Le Crédac

2007
Offsite

Les roses de Jéricho

Group show

Artists: Dove Allouche, Vincent Beaurin, Ulla von Brandenburg, Laurent Grasso, Véronique Joumard, Guillaume Leblon, Gyan Panchal, Pierre Vadi

Curatorship: Claire Le Restif

Although impossible to reduce to any univocal reading, the works collected in the exhibition Roses of Jericho suggest to me the notion of origin : the primal nature of a form of the past that persists, survives the present and crosses the centuries towards the future. Some of the works can be perceived as archaic (Dove Allouche and Gyan Panchal), others as primitive (Vincent Beaurin and Guillaume Leblon) or charged with magic, artifice and mistery (Laurent Grasso, Véronique Joumard, Pierre Vadi and Ulla von Brandenburg).
These objects of mysterious cults, usages or contemplation, play with the contrast between rough and refined, natural and artificial, smooth and edged in both their mode of production as in their forms, which often reveal several technical stratifications.
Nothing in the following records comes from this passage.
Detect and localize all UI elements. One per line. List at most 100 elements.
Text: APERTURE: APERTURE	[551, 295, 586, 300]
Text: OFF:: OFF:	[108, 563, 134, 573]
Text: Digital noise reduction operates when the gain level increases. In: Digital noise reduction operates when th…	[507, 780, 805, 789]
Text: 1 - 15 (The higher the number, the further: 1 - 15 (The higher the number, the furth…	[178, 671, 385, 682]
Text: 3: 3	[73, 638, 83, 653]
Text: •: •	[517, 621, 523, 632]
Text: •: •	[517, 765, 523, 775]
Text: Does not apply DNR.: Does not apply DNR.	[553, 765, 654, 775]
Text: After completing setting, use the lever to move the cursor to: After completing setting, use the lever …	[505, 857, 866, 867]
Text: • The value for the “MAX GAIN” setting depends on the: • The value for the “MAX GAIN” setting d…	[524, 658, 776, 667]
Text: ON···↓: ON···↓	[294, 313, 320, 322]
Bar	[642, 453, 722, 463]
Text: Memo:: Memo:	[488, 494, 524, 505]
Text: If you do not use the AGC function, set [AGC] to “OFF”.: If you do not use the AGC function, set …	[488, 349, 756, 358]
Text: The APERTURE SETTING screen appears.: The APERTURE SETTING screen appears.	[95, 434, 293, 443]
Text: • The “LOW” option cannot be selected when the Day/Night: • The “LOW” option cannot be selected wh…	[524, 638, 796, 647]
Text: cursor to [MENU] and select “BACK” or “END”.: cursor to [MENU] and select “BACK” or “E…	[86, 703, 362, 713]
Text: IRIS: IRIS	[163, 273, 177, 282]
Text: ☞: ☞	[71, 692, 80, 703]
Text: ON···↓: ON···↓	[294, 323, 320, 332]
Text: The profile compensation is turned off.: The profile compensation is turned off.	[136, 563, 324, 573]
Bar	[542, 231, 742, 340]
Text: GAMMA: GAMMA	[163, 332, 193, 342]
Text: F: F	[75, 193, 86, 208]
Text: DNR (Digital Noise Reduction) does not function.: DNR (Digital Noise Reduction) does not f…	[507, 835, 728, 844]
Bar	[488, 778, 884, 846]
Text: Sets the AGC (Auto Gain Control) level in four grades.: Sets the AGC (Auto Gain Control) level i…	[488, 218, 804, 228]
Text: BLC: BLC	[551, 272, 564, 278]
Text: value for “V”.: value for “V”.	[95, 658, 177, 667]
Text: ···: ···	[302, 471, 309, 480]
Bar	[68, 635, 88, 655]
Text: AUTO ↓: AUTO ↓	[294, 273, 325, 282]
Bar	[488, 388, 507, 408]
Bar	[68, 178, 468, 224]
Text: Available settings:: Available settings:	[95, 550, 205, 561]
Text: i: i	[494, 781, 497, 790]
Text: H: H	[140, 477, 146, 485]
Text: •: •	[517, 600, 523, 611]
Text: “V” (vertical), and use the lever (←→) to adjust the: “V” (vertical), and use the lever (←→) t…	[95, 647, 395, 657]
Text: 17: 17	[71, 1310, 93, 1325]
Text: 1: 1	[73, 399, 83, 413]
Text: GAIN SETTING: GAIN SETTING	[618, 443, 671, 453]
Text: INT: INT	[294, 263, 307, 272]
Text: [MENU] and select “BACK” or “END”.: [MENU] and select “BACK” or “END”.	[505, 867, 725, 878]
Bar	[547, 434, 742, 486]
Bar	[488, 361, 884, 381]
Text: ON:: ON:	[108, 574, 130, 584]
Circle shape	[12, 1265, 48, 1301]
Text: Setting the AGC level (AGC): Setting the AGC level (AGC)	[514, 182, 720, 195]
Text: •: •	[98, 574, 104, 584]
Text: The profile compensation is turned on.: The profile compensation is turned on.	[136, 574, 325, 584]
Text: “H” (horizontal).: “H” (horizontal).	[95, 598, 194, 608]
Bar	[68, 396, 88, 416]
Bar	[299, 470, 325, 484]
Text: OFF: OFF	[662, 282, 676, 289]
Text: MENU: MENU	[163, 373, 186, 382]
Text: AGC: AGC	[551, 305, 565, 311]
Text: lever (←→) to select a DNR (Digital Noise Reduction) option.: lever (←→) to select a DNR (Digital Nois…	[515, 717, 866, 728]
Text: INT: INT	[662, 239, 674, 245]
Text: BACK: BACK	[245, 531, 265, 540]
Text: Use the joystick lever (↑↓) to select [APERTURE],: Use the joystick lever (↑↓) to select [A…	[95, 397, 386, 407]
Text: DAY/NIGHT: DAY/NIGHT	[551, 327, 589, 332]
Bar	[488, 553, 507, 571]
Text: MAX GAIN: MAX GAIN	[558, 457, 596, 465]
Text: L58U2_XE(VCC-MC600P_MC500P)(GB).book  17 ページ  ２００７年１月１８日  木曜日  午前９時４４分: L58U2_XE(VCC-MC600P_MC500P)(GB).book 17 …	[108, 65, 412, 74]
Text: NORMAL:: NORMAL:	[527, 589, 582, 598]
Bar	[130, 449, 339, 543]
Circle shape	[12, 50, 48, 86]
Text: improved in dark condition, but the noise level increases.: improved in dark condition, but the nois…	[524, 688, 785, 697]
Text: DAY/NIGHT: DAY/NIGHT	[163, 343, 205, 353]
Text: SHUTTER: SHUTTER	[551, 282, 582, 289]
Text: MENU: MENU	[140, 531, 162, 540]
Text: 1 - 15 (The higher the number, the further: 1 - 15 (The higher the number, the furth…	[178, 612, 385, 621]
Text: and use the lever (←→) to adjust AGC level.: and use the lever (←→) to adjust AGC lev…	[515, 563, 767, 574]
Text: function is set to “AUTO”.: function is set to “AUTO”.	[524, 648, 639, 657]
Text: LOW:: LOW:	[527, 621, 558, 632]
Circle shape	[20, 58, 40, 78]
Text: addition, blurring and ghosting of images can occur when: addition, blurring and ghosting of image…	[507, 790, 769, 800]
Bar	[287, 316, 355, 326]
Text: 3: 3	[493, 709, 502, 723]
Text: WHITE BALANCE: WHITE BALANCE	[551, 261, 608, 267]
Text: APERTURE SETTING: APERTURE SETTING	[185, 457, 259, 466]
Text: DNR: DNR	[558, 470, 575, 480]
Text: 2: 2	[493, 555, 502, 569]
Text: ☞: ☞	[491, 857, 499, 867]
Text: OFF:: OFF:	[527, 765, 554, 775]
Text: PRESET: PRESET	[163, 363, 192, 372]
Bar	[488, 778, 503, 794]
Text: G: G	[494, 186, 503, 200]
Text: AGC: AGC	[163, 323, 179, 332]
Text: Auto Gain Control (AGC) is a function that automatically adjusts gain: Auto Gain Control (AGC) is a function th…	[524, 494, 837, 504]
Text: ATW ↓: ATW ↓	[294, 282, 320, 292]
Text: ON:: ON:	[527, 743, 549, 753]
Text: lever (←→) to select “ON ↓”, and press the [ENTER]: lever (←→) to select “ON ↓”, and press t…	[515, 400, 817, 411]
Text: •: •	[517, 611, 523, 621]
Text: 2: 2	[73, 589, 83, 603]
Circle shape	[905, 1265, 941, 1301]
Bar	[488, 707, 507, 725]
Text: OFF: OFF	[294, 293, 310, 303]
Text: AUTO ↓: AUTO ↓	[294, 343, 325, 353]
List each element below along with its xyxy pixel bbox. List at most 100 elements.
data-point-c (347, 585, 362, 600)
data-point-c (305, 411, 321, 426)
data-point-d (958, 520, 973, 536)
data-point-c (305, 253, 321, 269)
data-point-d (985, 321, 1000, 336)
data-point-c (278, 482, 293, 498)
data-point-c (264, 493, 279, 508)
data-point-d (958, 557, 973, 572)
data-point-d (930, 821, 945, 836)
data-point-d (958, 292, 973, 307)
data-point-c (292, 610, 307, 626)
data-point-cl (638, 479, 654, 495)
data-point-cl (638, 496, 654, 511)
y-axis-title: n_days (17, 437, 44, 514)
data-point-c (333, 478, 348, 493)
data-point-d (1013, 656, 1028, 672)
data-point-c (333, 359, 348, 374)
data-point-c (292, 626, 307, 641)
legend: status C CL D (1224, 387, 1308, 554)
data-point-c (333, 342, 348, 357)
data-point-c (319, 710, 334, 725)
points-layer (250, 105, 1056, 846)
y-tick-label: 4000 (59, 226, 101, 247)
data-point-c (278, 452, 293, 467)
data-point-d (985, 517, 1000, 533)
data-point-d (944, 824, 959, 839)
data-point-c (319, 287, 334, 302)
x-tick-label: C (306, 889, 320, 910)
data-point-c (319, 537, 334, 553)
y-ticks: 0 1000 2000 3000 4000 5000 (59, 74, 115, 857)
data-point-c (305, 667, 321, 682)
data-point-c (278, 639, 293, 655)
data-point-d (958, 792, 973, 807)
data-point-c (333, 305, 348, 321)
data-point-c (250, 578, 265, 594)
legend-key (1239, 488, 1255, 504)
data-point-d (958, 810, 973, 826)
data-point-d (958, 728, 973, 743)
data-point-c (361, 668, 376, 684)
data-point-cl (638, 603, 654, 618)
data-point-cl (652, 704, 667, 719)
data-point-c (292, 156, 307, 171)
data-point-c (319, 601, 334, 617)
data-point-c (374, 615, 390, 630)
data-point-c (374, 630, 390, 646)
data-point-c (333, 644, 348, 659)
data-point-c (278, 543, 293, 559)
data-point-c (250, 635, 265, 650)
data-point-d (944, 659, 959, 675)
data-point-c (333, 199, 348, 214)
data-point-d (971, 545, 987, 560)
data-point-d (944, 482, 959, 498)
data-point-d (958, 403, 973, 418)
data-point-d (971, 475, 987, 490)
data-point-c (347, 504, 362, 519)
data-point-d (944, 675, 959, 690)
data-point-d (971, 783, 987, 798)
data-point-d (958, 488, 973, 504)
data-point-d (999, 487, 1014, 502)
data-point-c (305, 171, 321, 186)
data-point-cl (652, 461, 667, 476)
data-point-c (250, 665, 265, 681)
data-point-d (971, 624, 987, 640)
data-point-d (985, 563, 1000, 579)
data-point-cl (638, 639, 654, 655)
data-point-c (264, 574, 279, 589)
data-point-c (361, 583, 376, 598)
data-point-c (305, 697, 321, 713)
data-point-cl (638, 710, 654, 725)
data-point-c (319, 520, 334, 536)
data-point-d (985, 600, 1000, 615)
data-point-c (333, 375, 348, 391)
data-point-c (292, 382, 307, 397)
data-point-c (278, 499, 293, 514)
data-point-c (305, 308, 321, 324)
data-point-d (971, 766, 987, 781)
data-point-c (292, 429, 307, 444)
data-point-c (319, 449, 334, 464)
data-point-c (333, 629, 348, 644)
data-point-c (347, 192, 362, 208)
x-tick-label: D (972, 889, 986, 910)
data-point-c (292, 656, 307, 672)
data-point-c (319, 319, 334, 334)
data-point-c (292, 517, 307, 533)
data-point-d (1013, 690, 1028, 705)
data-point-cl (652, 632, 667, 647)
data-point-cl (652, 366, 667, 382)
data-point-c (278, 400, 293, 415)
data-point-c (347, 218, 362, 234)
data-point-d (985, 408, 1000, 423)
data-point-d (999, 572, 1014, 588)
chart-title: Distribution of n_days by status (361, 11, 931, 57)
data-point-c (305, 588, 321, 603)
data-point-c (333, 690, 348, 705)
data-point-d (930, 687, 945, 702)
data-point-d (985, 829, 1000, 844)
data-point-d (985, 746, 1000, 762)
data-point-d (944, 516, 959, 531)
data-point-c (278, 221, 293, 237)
Amongst the materials chosen by the artists, one can find polystyrene (derived from petroleum), flint, soft resin (also a fossil), thermosensitive paint, minerals, weaving and carbon prints.
In these works, the relationship to history is hard to define: neither backward-looking nor futuristic, they rather incarnate the mutation of objects whose identity is both hybrid and transitory. They evoke a persisting and circular notion of time. This is why I entitled the exhibition with the name of that extraordinary « fossil » plant, an archaic species existing since the dinosaurs’ age and designed to survive the harsh conditions of desertic environments. In periods of drought, it looses most of its water and shrivels up as if it were dead. But as the first rain fills the plant with water, it grows green again and comes back to life. A Middle-Eastern plant, the rose of Jericho was called after the city that constantly rises from its own ashes.